A Wylie graduate is among the finalists for the 2017 Texas Teacher of the Year Award from the Texas Association of School Administrators.
Master Chief Calvin Lambert, a 1967 Wylie graduate, Vietnam War veteran and current ROTC instructor at Uvalde High School, is one of only six teachers in the state of Texas to advance to the state level in the competition.
“It’s beyond me,” Lambert said of earning the nomination. “What an honor. It’s overwhelming.”
Each of the state’s school districts can submit nominees to their respective regional Education Service Center, and the state’s 20 Education Service Centers must then chose one elementary teacher and one secondary teacher to nominate for the state award.
A panel of judges takes the 40 nominees from the service centers and chooses three secondary teachers and three elementary teachers as finalists.
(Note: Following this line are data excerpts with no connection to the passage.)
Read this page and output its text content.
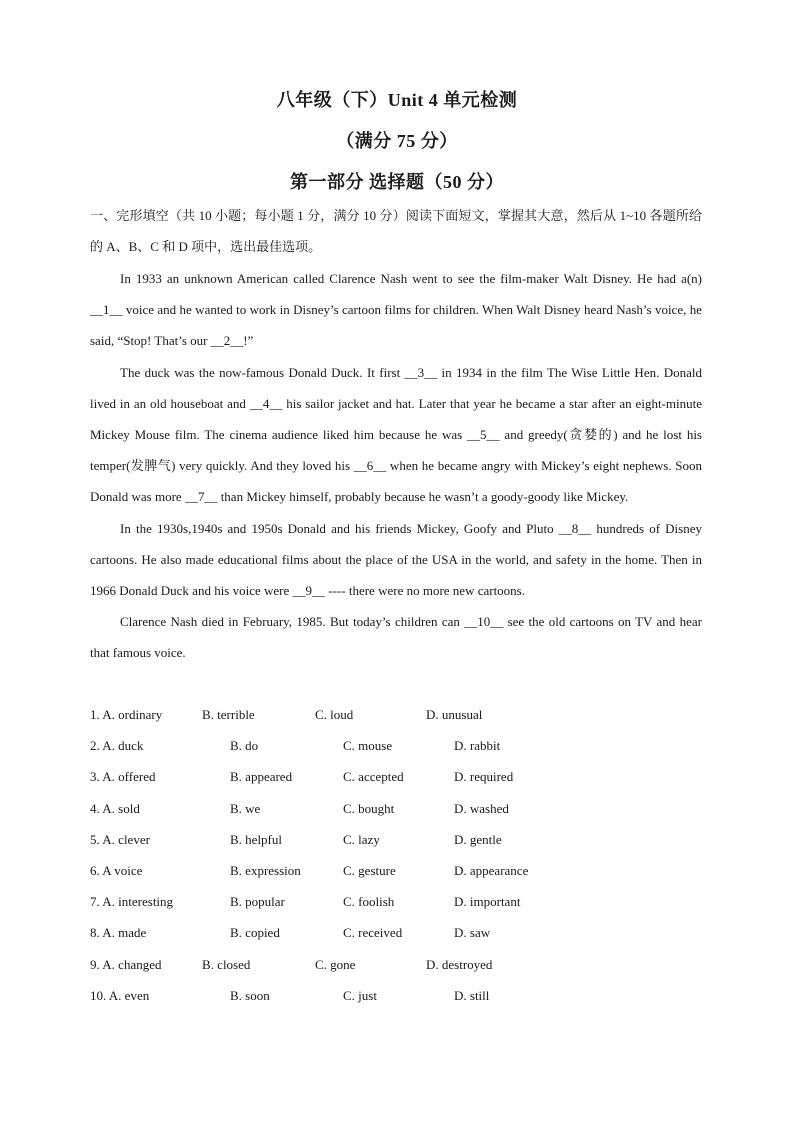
八年级（下）Unit 4 单元检测
（满分 75 分）
第一部分 选择题（50 分）

一、完形填空（共 10 小题；每小题 1 分，满分 10 分）阅读下面短文，掌握其大意，然后从 1~10 各题所给的 A、B、C 和 D 项中，选出最佳选项。

In 1933 an unknown American called Clarence Nash went to see the film-maker Walt Disney. He had a(n) __1__ voice and he wanted to work in Disney’s cartoon films for children. When Walt Disney heard Nash’s voice, he said, “Stop! That’s our __2__!”

The duck was the now-famous Donald Duck. It first __3__ in 1934 in the film The Wise Little Hen. Donald lived in an old houseboat and __4__ his sailor jacket and hat. Later that year he became a star after an eight-minute Mickey Mouse film. The cinema audience liked him because he was __5__ and greedy(贪婪的) and he lost his temper(发脾气) very quickly. And they loved his __6__ when he became angry with Mickey’s eight nephews. Soon Donald was more __7__ than Mickey himself, probably because he wasn’t a goody-goody like Mickey.

In the 1930s,1940s and 1950s Donald and his friends Mickey, Goofy and Pluto __8__ hundreds of Disney cartoons. He also made educational films about the place of the USA in the world, and safety in the home. Then in 1966 Donald Duck and his voice were __9__ ---- there were no more new cartoons.

Clarence Nash died in February, 1985. But today’s children can __10__ see the old cartoons on TV and hear that famous voice.

1. A. ordinary	B. terrible	C. loud	D. unusual
2. A. duck	B. do	C. mouse	D. rabbit
3. A. offered	B. appeared	C. accepted	D. required
4. A. sold	B. we	C. bought	D. washed
5. A. clever	B. helpful	C. lazy	D. gentle
6. A voice	B. expression	C. gesture	D. appearance
7. A. interesting	B. popular	C. foolish	D. important
8. A. made	B. copied	C. received	D. saw
9. A. changed	B. closed	C. gone	D. destroyed
10. A. even	B. soon	C. just	D. still
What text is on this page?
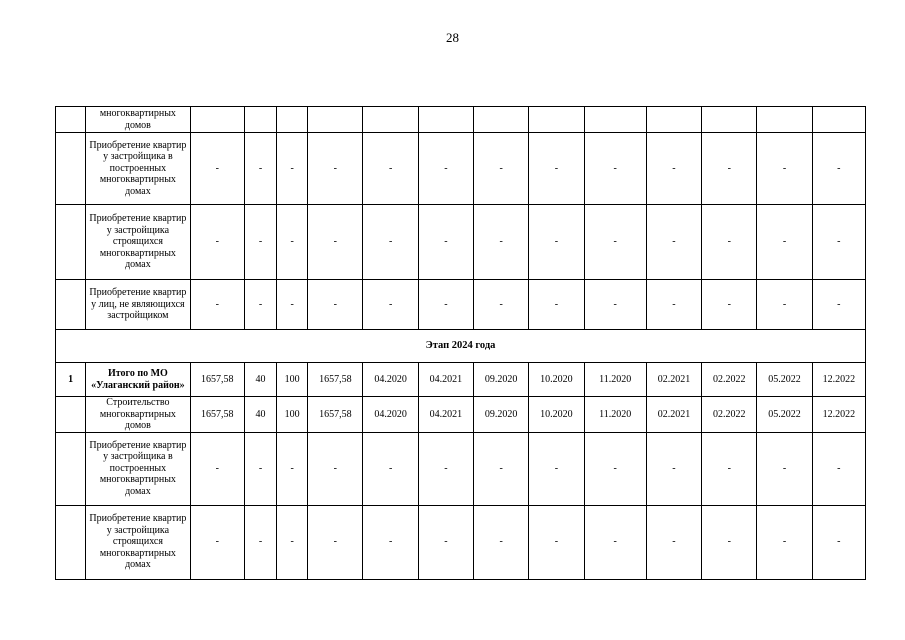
28
	многоквартирных домов													
	Приобретение квартир у застройщика в построенных многоквартирных домах	-	-	-	-	-	-	-	-	-	-	-	-	-
	Приобретение квартир у застройщика строящихся многоквартирных домах	-	-	-	-	-	-	-	-	-	-	-	-	-
	Приобретение квартир у лиц, не являющихся застройщиком	-	-	-	-	-	-	-	-	-	-	-	-	-
Этап 2024 года														
1	Итого по МО «Улаганский район»	1657,58	40	100	1657,58	04.2020	04.2021	09.2020	10.2020	11.2020	02.2021	02.2022	05.2022	12.2022
	Строительство многоквартирных домов	1657,58	40	100	1657,58	04.2020	04.2021	09.2020	10.2020	11.2020	02.2021	02.2022	05.2022	12.2022
	Приобретение квартир у застройщика в построенных многоквартирных домах	-	-	-	-	-	-	-	-	-	-	-	-	-
	Приобретение квартир у застройщика строящихся многоквартирных домах	-	-	-	-	-	-	-	-	-	-	-	-	-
Lambert made that cut.
At an awards ceremony on Oct. 14 in Austin, the state will name one Elementary Teacher of the Year and one Secondary Teacher of the Year and will designate one to represent Texas in the National Teacher of the Year program.
Lambert is thought to be the first ROTC teacher to ever be one of the final six nominees.
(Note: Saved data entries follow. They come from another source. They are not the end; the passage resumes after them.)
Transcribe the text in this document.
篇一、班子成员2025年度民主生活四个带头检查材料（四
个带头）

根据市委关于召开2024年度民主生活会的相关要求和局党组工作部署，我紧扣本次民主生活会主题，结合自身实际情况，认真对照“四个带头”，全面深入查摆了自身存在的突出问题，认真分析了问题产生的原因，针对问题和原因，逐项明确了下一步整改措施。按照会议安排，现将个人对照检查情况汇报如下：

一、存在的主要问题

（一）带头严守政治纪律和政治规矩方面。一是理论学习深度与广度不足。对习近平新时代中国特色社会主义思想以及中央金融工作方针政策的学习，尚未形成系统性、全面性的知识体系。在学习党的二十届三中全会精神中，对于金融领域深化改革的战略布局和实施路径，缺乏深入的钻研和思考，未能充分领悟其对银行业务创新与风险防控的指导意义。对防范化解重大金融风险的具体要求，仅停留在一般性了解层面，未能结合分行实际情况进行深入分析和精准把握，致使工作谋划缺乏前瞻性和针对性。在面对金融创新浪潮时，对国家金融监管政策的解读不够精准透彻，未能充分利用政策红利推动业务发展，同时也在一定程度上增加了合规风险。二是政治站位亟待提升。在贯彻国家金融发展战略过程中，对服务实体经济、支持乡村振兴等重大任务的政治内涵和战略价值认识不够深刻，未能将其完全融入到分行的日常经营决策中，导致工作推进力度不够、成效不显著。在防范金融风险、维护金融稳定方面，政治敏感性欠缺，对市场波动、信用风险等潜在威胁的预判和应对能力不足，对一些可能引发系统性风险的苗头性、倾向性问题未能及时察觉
Calvin Lambert grew up the oldest of seven children and transferred to Wylie for the start of high school because he liked the atmosphere. Four of his siblings did the same thing.
He was very active in the Wylie band.
“I was the drum major my sophomore, junior and senior year,” he said. “I liked being at Wylie because it was small. I didn’t want to go to Cooper.”
When he graduated, he went to Cisco Junior College on a music scholarship, but the Vietnam War had begun, and Lambert decided to join the Navy. His father had served in the Navy in World War II.
“I always wanted to join the Navy,” he said. “I didn’t want to get drafted into the Army. I didn’t want to go to Vietnam.”
But after a year aboard a destroyer, he changed his mind and volunteered for Vietnam.
“I just wanted to,” he said. “Your views about things change. I wanted to do my part. On the ship I was on, we weren’t doing anything.”
So Lambert was sent to Vietnam, where he was on the River Patrol Force.
“That’s combat duty,” he said. “It wasn’t a lot of fun. When you are a kid, cowboys and Indians and war games are fun. I found out real quick it was not a game. It was a rude awakening. You learn a lot about how valuable life really is. Then it became counting the days until I could go home.”
After a year, he returned to Abilene and married a Cooper graduate, Linda Landers, who he met at his church, Edgemont Drive Baptist Church.
In 1972, his first child was born, and he decided to get out of that Navy. But after only six months of civilian life, he decided to re-enlist.
“I made more money not being in the Navy, but I just liked the Navy a lot better,” he said. “I had 10 times the amount of responsibility in the Navy That’s what I wanted to do.”
He ended up staying in the Navy for 26 years before retiring in 1993.
In 1978, a senior instructor gave him some advice that changed his life.
“He had been an ROTC instructor,” Lambert said. “He told me when you retire, this is what you’ve got to do. You get to mold these kids and teach them. You get to mold them into the future of our country, and you get to talk to them about the Navy every day, and you get paid for it. What a steal. I decided that’s what I wanted to do when I retire. He is the one that inspired me.”
So Lambert went to school in the evenings and on weekends to get a degree in vocational education.
Over the years, he moved all over the country, held a variety of positions and continued to get promotions. He taught at recruiting schools, spent time away on boats and even headed up a detachment during Operation Desert Storm.
But in 1993, he knew it was time to retire and start his goal of teaching ROTC.
“The Navy was going to expand the ROTC program, and Texas was going to get a lot of units,” he said.
Lambert taught ROTC at several schools before going to Uvalde, where he has been for the last 17 years.
Teaching ROTC has been even better than his mentor had described it.
“I like it even better than I thought I would,” he said. “What I like about it is what walks through my door every day and walks out every day. It’s about building positive relationships. I love what I do.”
Lambert said his students come from all walks of life.
“You put them all together and teach them to work as a team,” he said. “Some of them will tell you that without this program they would not graduate from school. They don’t view this a s a class, they view it as a family.”
One student wrote on an end of year survey: “When I have a bad morning at home, I know that I can come to ROTC and Master Chief will make it better.”
Another wrote: “I’m a better person than I used to be.”
Lambert’s wife passed away in 2009 after 38 years of marriage. They had two children Michael and Wendy, and Wendy now coaches in Uvalde. Lambert has remarried and also has two stepchildren working at the school. Between the two of them, Lambert and his wife Rachel have 11 grandchildren.
Lambert knows that retirement from teaching is coming but he loves what he is doing too much to stop just yet.
“This is my 49th year to be wearing this uniform,” he said. “I love the Navy –always have.”